Dave drove us all the way to Berkeley and to the apartment that my recently divorced Aunt shared with her child, my brother, now eight.  Now I was thrilled to suddenly have a brother.  I followed him everywhere and instead of using his name I addressed him as brother, a fact he pointed out to me on a later visit I made to him on slightly more normal transportation.  Keith and I had little in common since he had been adopted into a pretty normal household with his new mother, our aunt Anne, and his new father, her husband Dave Brubacher, while I was raised by our mother but also an aunt, and a friend as well as a couple of different “daddies” at different times.  Despite this we seemed remarkably similar.  
For me it was a great summer.  In spite of missing my mother I had gone on a great adventure and met a brother I didn’t realize I had.  The adventure wasn’t over yet.  Dave the trucker was making a return trip that went North all the way to Seattle and didn’t want Daphne and I back on the side of the freeway.  He lived in Los Angeles and felt the easiest way for him to get us was to fly us down to LA.  Daphne and Anne realizing we’d be in LA decided that we should all go and make a stop at Disneyland.  I remember getting to the little park in Anaheim.  Keith and I each got one book of tickets, realizing pretty quickly that there were only two E-tickets and a bunch of A-tickets.  E-tickets got you on the Pirates of the Caribbean, A-tickets the dumbo ride.  But that was Ok because I got to eat lunch at the Blue Bayou where you watched all the boats bobbing past on their way to the drop into the pirate’s cave.  

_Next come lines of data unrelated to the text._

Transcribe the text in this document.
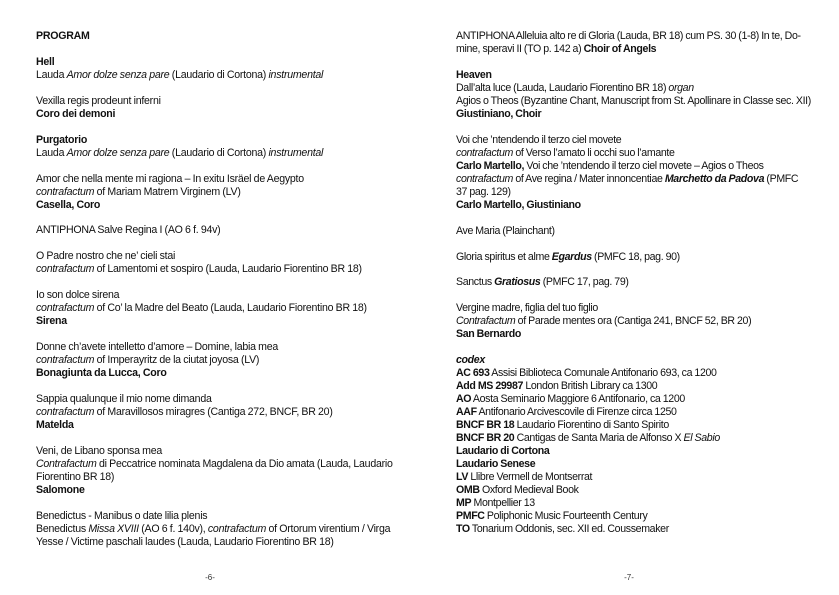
PROGRAM
Hell
Lauda Amor dolze senza pare (Laudario di Cortona) instrumental
Vexilla regis prodeunt inferni
Coro dei demoni
Purgatorio
Lauda Amor dolze senza pare (Laudario di Cortona) instrumental
Amor che nella mente mi ragiona – In exitu Isräel de Aegypto
contrafactum of Mariam Matrem Virginem (LV)
Casella, Coro
ANTIPHONA Salve Regina I (AO 6 f. 94v)
O Padre nostro che ne’ cieli stai
contrafactum of Lamentomi et sospiro (Lauda, Laudario Fiorentino BR 18)
Io son dolce sirena
contrafactum of Co’ la Madre del Beato (Lauda, Laudario Fiorentino BR 18)
Sirena
Donne ch’avete intelletto d’amore – Domine, labia mea
contrafactum of Imperayritz de la ciutat joyosa (LV)
Bonagiunta da Lucca, Coro
Sappia qualunque il mio nome dimanda
contrafactum of Maravillosos miragres (Cantiga 272, BNCF, BR 20)
Matelda
Veni, de Libano sponsa mea
Contrafactum di Peccatrice nominata Magdalena da Dio amata (Lauda, Laudario
Fiorentino BR 18)
Salomone
Benedictus - Manibus o date lilia plenis
Benedictus Missa XVIII (AO 6 f. 140v), contrafactum of Ortorum virentium / Virga
Yesse / Victime paschali laudes (Lauda, Laudario Fiorentino BR 18)
-6-
ANTIPHONA Alleluia alto re di Gloria (Lauda, BR 18) cum PS. 30 (1-8) In te, Do-
mine, speravi II (TO p. 142 a) Choir of Angels
Heaven
Dall’alta luce (Lauda, Laudario Fiorentino BR 18) organ
Agios o Theos (Byzantine Chant, Manuscript from St. Apollinare in Classe sec. XII)
Giustiniano, Choir
Voi che ’ntendendo il terzo ciel movete
contrafactum of Verso l’amato li occhi suo l’amante
Carlo Martello, Voi che ’ntendendo il terzo ciel movete – Agios o Theos
contrafactum of Ave regina / Mater innoncentiae Marchetto da Padova (PMFC
37 pag. 129)
Carlo Martello, Giustiniano
Ave Maria (Plainchant)
Gloria spiritus et alme Egardus (PMFC 18, pag. 90)
Sanctus Gratiosus (PMFC 17, pag. 79)
Vergine madre, figlia del tuo figlio
Contrafactum of Parade mentes ora (Cantiga 241, BNCF 52, BR 20)
San Bernardo
codex
AC 693 Assisi Biblioteca Comunale Antifonario 693, ca 1200
Add MS 29987 London British Library ca 1300
AO Aosta Seminario Maggiore 6 Antifonario, ca 1200
AAF Antifonario Arcivescovile di Firenze circa 1250
BNCF BR 18 Laudario Fiorentino di Santo Spirito
BNCF BR 20 Cantigas de Santa Maria de Alfonso X El Sabio
Laudario di Cortona
Laudario Senese
LV Llibre Vermell de Montserrat
OMB Oxford Medieval Book
MP Montpellier 13
PMFC Poliphonic Music Fourteenth Century
TO Tonarium Oddonis, sec. XII ed. Coussemaker
-7-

That summer was the type you want to be able to write about when the teacher asks you to write about your summer vacation.  While my mother fished for steelhead and cut eight foot sharks out of the net while they bobbed below her mouth gaping open I ate a birthday cake shaped like a tugboat.  While Nixon tried to stop the Watergate scandal from awaking the American public to his misdeeds, I had clam chowder at the Blue Bayou and drank glasses of Coca Cola.  America was reeling from the Vietnam war and the Civil Rights battles of the sixties and I was reeling from the excitement of learning about my brother Keith.